- Born: 1964 New York City
- Died: July 4, 2017 (aged 52–53) Berkeley, CA
- Known for: Art education, Contemporary Art,
- Notable work: Temescal Amity Works, Momentary Academy
- Movement: Social Practice
- Awards: Creative Capital Foundation, Evelyn and Walter Haas Foundation

= Ted Purves =

Ted Purves (1964 – July 4, 2017) was an American artist, educator, and independent curator living in Oakland, California. He was the chair of the Social Practice graduate program at the California College of the Arts in San Francisco, California. Central to Purves' interests were the gift economy, and the distribution of free goods and services by artists.

==Publications==
Purves edited What We Want Is Free: Generosity and Exchange in Recent Art, published by SUNY Press in 2005. It includes essays by curators Bill Arning, Kate Fowle and Lars Bang Larsen, Mary Jane Jacob and artists Ben Kinmont, Jörgen Svensson, Guy Overfelt, Jeanne van Heeswijk, and an interview with Cesare Pietroiusi by Shane Aslan Selzer. It also includes a Projects Histories section with short descriptions of dozens of related projects.

==The Momentary Academy==
The Momentary Academy was a temporary school realized at the Yerba Buena Center for the Arts, during the Bay Area Now 4 exhibition. It offered free classes to the public led by artists in the exhibition.

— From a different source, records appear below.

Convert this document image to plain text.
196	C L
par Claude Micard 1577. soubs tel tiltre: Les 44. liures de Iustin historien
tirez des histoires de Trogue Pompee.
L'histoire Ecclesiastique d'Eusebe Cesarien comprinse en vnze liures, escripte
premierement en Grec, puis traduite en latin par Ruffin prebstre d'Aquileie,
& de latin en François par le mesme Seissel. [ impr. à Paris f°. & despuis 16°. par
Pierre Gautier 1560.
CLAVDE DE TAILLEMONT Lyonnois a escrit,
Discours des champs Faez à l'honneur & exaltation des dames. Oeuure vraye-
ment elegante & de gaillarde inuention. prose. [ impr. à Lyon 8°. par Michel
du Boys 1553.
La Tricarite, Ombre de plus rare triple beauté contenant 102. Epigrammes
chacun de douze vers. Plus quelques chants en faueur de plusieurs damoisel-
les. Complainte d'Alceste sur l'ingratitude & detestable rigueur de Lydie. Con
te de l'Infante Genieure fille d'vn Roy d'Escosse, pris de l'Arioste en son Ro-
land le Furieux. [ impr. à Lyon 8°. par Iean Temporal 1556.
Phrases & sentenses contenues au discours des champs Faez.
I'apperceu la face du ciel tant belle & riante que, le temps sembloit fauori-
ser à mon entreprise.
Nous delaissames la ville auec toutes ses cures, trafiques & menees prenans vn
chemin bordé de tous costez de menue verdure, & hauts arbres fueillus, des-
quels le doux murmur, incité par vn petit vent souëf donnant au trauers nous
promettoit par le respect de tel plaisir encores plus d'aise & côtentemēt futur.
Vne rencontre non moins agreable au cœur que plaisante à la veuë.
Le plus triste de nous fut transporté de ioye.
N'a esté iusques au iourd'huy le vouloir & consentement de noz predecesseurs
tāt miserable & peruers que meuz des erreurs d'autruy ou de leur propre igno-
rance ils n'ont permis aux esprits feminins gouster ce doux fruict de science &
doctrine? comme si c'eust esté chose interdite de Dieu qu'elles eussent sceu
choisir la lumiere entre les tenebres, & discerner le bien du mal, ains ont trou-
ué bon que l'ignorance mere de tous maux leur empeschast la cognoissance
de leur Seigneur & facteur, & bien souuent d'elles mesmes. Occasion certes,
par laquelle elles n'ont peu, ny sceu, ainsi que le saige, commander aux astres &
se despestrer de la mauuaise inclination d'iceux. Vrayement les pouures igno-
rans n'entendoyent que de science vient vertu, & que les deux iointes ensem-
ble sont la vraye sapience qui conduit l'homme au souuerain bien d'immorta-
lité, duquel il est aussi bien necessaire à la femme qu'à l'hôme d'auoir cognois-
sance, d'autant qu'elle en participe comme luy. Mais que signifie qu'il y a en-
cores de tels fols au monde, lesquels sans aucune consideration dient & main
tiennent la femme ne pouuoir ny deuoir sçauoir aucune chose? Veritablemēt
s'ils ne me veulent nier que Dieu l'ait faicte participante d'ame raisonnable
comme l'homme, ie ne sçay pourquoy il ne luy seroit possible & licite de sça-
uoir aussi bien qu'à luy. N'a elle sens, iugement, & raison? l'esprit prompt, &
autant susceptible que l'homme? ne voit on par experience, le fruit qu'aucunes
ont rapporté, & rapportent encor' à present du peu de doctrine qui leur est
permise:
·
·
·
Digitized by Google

Classes involved practical as well as experimental subjects, and ranged from single workshop sessions to weekly meetings.

==Temescal Amity Works==
Temescal Amity Works is a public project in Oakland, California involving the free distribution of locally grown fruit, and the exchange of information and services in a neighborhood diverse in race and class that is in the process of redefining itself amidst the pressures of gentrification and development.